La loi sur la fin de vie en France peut-elle influencer le reste de l'Europe?
Le cadre du texte d'Alain Claeys (PS) et Jean Leonetti (UMP) avait été fixé dès juin 2014 à travers une mission confiée par Manuel Valls dans un «esprit de rassemblement». François Hollande, qui avait promis durant la campagne présidentielle un droit à «une assistance médicalisée pour terminer sa vie dans la dignité», a fait «siennes» les propositions des deux parlementaires.
Un débat sociétal loin d'être apaisé
Le président de l'Assemblée nationale Claude Bartolone (PS) souhaite un «débat apaisé» sur un sujet pouvant faire l'objet de «convictions» mais «point de certitude». Pas si simple, car cette question sensible qui touche à la fin de vie, et donc à la vie, divise. Chacun a son point de vue. Plus de mille amendements ont été déposés sur le texte qui vise à aménager la législation de 2005. Dans la rue, on assiste à une bataille entre anti et pro-euthanasie. Pourtant, ce projet de loi ne propose pas de légaliser l’euthanasie et le suicide assisté. Le débat ne devrait pas se situer là. Finalement, le texte pourrait ne satisfaire personne.
Témoignages sur la fin de vie
Que dit le texte sur la fin de vie en France ?
Il préconise un «droit à la sédation profonde et continue» jusqu'au décès pour les malades incurables dont le pronostic vital est engagé à court terme. Les «directives anticipées», grâce auxquelles chacun peut stipuler son refus d'un acharnement thérapeutique, deviendraient contraignantes. Ainsi, le patient «pourra réclamer de dormir avant de mourir pour ne pas souffrir». Avec l'arrêt des gestes de réanimation, «la mort intervient dans quelques heures ou quelques jours», a même expliqué Jean Leonetti. Ce texte est censé aller plus loin que la loi Leonetti de 2005 relative aux droits des malades et sur la fin de vie.
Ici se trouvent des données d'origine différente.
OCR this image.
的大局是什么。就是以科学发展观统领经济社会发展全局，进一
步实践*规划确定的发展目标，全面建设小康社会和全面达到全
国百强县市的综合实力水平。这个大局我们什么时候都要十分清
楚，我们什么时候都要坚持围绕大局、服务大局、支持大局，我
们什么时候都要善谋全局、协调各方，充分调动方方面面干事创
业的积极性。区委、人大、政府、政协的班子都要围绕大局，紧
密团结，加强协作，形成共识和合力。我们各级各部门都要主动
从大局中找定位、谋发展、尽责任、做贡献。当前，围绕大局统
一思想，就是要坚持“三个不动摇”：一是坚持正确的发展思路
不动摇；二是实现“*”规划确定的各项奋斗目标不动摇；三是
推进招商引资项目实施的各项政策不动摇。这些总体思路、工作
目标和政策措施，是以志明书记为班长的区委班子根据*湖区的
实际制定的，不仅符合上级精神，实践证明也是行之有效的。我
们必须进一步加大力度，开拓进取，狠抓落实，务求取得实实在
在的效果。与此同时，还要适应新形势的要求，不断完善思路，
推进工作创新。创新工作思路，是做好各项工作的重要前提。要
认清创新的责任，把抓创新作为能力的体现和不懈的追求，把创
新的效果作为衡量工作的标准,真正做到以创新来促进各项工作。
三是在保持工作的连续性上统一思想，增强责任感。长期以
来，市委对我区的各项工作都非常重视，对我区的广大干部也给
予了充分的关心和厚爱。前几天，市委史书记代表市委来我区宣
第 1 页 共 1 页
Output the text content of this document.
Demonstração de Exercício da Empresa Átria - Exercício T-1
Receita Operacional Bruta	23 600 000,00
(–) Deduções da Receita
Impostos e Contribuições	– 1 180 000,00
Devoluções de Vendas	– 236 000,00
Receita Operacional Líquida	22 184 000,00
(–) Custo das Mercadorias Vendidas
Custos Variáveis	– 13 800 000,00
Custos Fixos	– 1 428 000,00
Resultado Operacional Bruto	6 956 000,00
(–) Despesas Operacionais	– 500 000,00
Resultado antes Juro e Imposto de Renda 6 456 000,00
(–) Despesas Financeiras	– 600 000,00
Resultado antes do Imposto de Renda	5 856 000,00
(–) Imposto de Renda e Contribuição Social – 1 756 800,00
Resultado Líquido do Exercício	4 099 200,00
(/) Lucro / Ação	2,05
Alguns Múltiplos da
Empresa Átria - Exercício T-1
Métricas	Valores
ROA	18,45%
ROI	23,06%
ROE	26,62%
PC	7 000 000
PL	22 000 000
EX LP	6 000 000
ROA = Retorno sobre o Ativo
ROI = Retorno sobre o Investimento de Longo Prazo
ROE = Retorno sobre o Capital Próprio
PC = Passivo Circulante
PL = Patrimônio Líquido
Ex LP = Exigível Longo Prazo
L'Europe divisée sur cette question
Même si certains Etats membres font pression sur le Parlement européen, le poussant à adopter une position politique sur la fin de vie, l'Union européenne reste muette car elle aurait bien du mal à imposer une directive à l'ensemble des pays tant les histoires, les cultures et les traditions sont différentes. Il faut dire que cette question fait appel à la morale, au religieux et au politique. Schématiquement, on peut dire que si au nord de l'Europe les pays sont plutôt libéraux, les pays du Sud, fortement marqués par la tradition catholique, sont davantage réticents sur cette question.
Pays où tout ce qui se rapporte à l'euthanasie est strictement interdit
En Grèce, tout comme en Roumanie, en Bosnie, en Croatie, en Serbie et en Pologne, l'euthanasie, sous toutes ses formes, est strictement interdite. On parle même d’homicide. Tout contrevenant s'expose à une peine de prison pouvant aller de quelques mois pour la Pologne à 7 ans pour la Grèce.
C'est en Irlande que la législation est la plus sévère. La loi irlandaise ne fait pas mention de l'euthanasie. Toute forme d'assistance à la mort est passible de 14 ans de prison.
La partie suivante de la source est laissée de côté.